We know our efforts are only one part of the broader solution needed to address the decades of disinvestment, racial wealth divide, concentrated poverty and associated gun violence that are impeding the ability of too many Chicagoans to fulfill their potential. But by putting our model for driving inclusive growth into action — in collaboration with our deeply committed partners — we believe we are making a meaningful contribution.
"A year ago, we lauded Chase’s $40 million infusion into the South and West sides, largely because the bank’s philanthropy had a proven track record in Detroit. [It is] a private sector-driven formula for community rebirth that we admire: Use an initial chunk of money to lay the groundwork for outside investors to see the payoff in revving up underserved markets. And do more than just dole out cash.

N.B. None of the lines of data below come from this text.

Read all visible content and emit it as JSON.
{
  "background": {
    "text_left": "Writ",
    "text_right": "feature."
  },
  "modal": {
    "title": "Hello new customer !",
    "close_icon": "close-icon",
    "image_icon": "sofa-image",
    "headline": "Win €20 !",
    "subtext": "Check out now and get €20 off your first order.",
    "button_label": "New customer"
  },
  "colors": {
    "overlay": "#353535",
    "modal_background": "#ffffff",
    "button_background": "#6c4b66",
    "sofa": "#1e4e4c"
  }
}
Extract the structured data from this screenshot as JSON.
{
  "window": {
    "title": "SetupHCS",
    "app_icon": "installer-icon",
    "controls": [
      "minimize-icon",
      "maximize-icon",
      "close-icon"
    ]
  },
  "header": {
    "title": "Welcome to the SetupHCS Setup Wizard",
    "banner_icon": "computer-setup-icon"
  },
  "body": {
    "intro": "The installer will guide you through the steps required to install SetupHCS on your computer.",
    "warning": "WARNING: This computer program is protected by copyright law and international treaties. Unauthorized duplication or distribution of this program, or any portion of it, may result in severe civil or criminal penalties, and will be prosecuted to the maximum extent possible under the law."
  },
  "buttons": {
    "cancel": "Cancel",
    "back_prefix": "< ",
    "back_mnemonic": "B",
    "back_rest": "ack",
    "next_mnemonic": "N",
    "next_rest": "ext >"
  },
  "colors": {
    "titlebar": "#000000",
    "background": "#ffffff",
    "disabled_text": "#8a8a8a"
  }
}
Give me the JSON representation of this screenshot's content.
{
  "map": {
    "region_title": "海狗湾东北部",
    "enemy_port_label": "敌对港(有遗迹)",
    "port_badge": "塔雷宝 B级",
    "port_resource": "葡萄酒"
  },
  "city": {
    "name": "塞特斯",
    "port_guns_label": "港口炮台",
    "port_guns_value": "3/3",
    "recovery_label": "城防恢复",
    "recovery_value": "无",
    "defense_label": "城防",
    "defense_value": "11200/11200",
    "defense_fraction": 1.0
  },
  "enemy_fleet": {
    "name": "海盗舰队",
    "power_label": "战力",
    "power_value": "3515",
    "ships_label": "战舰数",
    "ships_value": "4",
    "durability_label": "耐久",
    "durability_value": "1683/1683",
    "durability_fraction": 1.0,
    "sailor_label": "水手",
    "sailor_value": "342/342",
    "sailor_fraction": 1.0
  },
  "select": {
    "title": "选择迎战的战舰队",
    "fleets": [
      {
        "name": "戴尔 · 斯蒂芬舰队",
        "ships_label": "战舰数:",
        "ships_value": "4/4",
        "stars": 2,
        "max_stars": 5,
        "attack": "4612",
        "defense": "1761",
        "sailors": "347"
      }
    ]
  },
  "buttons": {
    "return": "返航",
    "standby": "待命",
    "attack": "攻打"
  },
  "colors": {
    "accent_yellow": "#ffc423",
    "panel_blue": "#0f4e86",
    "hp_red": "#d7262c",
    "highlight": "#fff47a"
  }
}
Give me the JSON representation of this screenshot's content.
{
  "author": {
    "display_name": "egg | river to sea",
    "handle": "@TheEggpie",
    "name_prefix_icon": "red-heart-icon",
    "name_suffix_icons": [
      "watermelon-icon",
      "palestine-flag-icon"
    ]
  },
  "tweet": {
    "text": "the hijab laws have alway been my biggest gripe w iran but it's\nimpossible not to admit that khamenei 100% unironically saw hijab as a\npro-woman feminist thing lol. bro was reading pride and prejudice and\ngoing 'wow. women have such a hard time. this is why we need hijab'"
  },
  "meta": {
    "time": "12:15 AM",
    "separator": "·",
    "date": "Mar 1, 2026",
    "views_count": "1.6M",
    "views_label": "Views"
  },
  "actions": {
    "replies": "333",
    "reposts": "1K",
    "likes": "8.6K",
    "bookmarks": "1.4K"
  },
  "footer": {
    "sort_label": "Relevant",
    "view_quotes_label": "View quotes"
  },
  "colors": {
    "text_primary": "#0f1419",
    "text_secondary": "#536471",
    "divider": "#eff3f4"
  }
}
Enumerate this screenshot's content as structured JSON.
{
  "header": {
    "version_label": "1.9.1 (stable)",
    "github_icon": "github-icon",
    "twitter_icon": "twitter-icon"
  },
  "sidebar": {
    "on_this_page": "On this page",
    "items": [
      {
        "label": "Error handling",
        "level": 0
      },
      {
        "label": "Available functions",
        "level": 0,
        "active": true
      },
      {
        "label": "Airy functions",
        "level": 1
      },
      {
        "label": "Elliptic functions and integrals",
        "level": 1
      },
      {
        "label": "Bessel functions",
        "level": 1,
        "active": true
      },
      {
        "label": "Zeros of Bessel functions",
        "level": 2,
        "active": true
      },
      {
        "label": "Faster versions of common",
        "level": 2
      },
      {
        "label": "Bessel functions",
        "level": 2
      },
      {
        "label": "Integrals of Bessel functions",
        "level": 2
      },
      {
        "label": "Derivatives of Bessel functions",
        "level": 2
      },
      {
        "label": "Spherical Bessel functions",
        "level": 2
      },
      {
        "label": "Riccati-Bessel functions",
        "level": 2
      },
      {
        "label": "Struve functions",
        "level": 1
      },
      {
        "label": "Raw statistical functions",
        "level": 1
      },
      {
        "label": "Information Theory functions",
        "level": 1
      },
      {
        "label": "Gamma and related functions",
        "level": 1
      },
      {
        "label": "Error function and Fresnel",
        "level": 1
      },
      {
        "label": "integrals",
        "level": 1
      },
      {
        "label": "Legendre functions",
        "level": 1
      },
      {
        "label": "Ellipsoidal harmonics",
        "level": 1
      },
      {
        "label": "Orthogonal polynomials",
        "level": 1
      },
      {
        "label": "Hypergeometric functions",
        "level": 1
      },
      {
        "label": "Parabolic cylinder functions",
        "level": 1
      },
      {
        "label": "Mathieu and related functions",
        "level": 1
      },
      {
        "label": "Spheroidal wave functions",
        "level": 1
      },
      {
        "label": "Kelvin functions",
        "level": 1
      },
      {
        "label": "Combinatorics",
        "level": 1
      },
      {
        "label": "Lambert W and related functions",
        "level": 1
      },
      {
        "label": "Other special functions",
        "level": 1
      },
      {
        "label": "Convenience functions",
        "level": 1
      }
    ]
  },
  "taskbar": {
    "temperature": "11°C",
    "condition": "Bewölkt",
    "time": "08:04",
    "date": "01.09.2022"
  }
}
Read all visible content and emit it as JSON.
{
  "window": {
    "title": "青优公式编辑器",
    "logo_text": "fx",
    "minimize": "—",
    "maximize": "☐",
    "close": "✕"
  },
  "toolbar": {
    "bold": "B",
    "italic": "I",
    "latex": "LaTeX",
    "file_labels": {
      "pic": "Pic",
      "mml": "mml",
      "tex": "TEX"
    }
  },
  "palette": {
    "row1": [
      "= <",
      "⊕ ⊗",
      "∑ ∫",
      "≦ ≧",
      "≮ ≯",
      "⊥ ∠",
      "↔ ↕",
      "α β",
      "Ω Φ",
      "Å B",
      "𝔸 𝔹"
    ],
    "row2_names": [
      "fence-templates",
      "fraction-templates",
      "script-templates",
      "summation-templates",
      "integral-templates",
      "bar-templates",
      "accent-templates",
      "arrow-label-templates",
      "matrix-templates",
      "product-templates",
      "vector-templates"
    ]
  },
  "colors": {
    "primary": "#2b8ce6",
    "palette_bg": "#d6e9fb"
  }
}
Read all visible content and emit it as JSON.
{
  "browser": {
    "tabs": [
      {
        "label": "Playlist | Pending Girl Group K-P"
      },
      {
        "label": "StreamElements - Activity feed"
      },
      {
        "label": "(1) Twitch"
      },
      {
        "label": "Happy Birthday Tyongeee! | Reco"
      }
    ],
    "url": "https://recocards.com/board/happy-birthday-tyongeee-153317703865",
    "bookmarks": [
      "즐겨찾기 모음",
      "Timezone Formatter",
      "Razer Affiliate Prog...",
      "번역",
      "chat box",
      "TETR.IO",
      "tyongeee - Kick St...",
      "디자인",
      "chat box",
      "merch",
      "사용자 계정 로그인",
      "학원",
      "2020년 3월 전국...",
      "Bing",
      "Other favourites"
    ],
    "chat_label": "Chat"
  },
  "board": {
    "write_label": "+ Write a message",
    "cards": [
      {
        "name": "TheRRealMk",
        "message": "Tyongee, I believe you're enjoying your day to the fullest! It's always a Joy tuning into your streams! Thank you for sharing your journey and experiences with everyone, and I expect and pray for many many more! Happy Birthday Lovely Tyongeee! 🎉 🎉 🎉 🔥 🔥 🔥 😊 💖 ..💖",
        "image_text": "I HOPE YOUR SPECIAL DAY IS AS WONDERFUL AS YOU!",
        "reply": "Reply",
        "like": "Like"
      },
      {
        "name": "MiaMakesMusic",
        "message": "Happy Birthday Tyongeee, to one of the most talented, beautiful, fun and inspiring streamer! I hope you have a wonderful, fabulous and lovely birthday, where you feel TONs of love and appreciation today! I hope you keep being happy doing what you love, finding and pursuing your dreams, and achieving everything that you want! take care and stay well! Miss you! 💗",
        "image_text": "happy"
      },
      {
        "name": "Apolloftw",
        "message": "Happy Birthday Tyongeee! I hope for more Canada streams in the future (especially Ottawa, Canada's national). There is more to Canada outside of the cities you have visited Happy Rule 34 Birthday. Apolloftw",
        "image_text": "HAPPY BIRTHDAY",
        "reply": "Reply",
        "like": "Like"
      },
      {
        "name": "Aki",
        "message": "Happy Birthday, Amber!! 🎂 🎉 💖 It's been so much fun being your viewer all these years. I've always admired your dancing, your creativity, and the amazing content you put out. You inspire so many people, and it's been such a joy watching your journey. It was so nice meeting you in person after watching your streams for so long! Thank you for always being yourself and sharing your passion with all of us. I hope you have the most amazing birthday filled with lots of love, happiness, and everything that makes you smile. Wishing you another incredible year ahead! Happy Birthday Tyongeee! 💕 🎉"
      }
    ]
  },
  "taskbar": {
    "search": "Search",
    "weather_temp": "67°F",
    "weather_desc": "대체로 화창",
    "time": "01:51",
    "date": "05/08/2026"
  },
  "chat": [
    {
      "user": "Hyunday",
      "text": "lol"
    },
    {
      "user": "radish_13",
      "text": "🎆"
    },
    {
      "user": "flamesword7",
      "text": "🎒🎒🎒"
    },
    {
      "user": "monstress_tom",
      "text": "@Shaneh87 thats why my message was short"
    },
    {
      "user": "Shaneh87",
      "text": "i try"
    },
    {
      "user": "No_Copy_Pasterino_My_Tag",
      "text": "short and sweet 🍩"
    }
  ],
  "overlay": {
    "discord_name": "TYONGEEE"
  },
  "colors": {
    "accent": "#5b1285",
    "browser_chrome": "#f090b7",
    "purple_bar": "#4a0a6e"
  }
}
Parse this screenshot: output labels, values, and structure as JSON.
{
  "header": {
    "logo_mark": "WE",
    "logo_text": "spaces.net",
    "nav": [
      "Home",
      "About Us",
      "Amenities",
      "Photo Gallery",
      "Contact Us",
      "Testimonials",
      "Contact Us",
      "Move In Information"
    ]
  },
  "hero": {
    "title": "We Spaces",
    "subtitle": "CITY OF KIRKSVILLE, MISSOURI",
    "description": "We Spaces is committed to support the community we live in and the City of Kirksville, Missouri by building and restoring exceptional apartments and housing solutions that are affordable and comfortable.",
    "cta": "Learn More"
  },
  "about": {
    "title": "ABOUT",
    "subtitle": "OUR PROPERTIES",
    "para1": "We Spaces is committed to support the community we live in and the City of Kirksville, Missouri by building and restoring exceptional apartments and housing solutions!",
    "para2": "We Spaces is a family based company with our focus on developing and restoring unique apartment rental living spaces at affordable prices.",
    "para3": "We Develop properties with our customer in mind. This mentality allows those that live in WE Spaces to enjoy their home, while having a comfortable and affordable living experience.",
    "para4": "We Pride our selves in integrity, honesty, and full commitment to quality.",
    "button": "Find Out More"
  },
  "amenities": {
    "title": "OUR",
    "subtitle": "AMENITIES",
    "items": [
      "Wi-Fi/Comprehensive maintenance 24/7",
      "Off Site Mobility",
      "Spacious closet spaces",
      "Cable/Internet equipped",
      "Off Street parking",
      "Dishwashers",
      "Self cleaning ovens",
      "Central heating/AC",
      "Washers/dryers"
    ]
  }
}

Link up with proven community groups that know where the money can be best invested, block by block. …Chase has set a template for how corporate philanthropy can play a major role in neighborhood turnarounds."
The Chicago Tribune (Editorial) “How Chase Seeks to Seed Prosperity on Chicago’s South and West Sides,” Dec. 17, 2018
With JPMorgan Chase’s $40 million, three-year* commitment
* Commitment made in September 2017.
Opening a Door
Like many young people, South side native Floyd Wilson did not have a clear plan for his life. “After graduating high school, I really didn’t know what I wanted to do,” he says. “There were things I wanted to try but it never really worked out.” That changed when Wilson, now 26, heard about BSD Industries at his church one day. “I feel like God just opened that door for me.”
BSD Industries — a social enterprise of the Arthur M. Brazier Foundation that produces plastic products such as compostable cutlery — also operates a robotics technician training program that prepares trainees for jobs in advanced manufacturing. In 2017, JPMorgan Chase expanded our work with the Brazier Foundation with a $500,000 commitment to support the program.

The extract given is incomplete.